Table Indexing

TimE · April 15, 2010, 4:23pm

When a group is created and run for the first time the table is created automatically. Could an option be provided to automatically create a clustered index on the t_stamp column? For non DBA’s like me it would save a huge learning curve in trying to figure out how to improve performance.

If this is something you consider valuable could it be added to the Ignition platform as well?

Thanks,

Colby.Clegg · April 16, 2010, 4:21pm

Well, it currently creates an index on that column, but whether or not it’s “clustered” (and what that even means) is going to depend on the database.

Unfortunately, we always have to try and do things that will work for all databases. We have the idea of “database translators” that help us navigate differences, but it’s not fine-grained enough to say “use this syntax for indices” and “use this syntax for the timestamp column of a table”. The difference would be necessary in this case because you can only have one clustered index per table, and in many cases we create multiple indices for a given table.

I think it’s worth noting that your original performance problem of having lots of indices on that table (include the 4-way index) was the result of someone’s actions- FactorySQL doesn’t create multiple-column indices.

TimE · April 16, 2010, 4:41pm

Yeah, I understand that creating a software package that works on multiple platforms with multiple databases puts limitations on what can be done automatically.

In terms of the performance improvements.
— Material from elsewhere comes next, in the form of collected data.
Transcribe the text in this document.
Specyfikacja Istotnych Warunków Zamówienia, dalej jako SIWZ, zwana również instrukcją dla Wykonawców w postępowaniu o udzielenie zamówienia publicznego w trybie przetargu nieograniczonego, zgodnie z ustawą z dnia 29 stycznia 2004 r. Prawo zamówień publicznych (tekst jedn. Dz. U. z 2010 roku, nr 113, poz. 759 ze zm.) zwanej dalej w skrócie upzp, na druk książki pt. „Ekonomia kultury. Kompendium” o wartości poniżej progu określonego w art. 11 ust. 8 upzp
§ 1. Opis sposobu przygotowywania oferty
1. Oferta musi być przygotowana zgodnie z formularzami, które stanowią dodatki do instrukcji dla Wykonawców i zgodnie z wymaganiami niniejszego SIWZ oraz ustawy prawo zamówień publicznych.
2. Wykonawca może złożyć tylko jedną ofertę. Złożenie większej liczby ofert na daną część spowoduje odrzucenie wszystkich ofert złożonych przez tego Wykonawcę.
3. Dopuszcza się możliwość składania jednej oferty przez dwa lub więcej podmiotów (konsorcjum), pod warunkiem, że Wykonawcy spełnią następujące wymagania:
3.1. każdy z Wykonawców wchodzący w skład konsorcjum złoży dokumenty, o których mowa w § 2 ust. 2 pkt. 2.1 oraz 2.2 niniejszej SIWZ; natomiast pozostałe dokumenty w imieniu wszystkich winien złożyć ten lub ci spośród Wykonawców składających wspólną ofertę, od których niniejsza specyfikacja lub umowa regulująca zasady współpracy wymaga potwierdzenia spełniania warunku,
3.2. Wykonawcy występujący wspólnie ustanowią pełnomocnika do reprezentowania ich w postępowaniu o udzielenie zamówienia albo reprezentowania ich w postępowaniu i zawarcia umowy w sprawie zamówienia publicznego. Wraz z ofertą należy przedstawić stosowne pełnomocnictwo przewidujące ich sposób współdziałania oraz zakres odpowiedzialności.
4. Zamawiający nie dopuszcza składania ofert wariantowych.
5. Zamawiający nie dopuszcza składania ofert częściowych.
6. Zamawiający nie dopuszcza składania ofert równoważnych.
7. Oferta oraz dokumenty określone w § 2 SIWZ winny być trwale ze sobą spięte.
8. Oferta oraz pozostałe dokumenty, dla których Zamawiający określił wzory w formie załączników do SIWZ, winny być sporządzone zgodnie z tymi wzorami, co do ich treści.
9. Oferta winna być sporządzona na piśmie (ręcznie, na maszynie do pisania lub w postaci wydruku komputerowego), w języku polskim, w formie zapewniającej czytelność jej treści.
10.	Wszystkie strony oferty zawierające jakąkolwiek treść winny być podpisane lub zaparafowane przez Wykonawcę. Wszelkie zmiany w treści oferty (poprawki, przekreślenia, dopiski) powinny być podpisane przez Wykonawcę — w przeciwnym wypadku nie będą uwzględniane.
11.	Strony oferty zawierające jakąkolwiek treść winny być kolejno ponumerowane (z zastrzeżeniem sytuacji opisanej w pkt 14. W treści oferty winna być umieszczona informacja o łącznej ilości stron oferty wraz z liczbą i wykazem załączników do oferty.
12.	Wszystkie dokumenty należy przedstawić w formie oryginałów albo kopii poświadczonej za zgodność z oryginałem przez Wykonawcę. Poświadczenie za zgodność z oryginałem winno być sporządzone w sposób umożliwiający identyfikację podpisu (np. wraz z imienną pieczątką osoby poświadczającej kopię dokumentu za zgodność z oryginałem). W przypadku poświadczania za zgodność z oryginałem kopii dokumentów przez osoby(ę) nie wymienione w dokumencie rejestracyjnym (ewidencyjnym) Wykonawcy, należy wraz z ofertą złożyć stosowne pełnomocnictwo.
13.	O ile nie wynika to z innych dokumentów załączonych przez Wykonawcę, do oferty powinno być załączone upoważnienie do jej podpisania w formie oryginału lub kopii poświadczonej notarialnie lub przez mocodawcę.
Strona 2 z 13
Simply deleting the indices that IT created did not make that much of an improvement. As I understand from this experience; MS SQL created the clustered index on the PK column automatically and the real performance increase was to change this have the t_stamp column clustered.

Am I interpreting this correctly?

Colby.Clegg · April 16, 2010, 6:38pm

Yeah, I can believe that. That’s another trick about indexes… it’s really quite important that they’re constructed based on how they’ll be used.

With a historical table, the most common query is “where t_stamp>x” or “t_stamp>x and t_stamp<y”. Having the t_stamp column indexed as part of a multi-column index probably won’t help, since you’re not using those other columns in the query. This is a huge misconception about multi-column indices that people often make. They think that they can just throw any column they might want to query on into a single index and get some benefit. The exact result is dependent on the database (and in fact the data engine, in a situation like mysql that supports multiple), but it generally will not be helpful- and in fact could hurt- if you’re not querying on all of the columns together (all columns in the where clause).

So, creating a single index on t_stamp in your case was a good idea. As for clustering- a clustered index dictates how data is stored. For a historical table like this where you’re querying ranges of dates on the t_stamp, it makes a lot of sense to store that similar data close together. Of course, practically speaking your ndx column should have lined up pretty well with the order of your timestamps (because the data is likely being inserted in order), but there may be some subtleties of how the db can optimize on the fact that you’re filtering based on the actual column that’s clustered.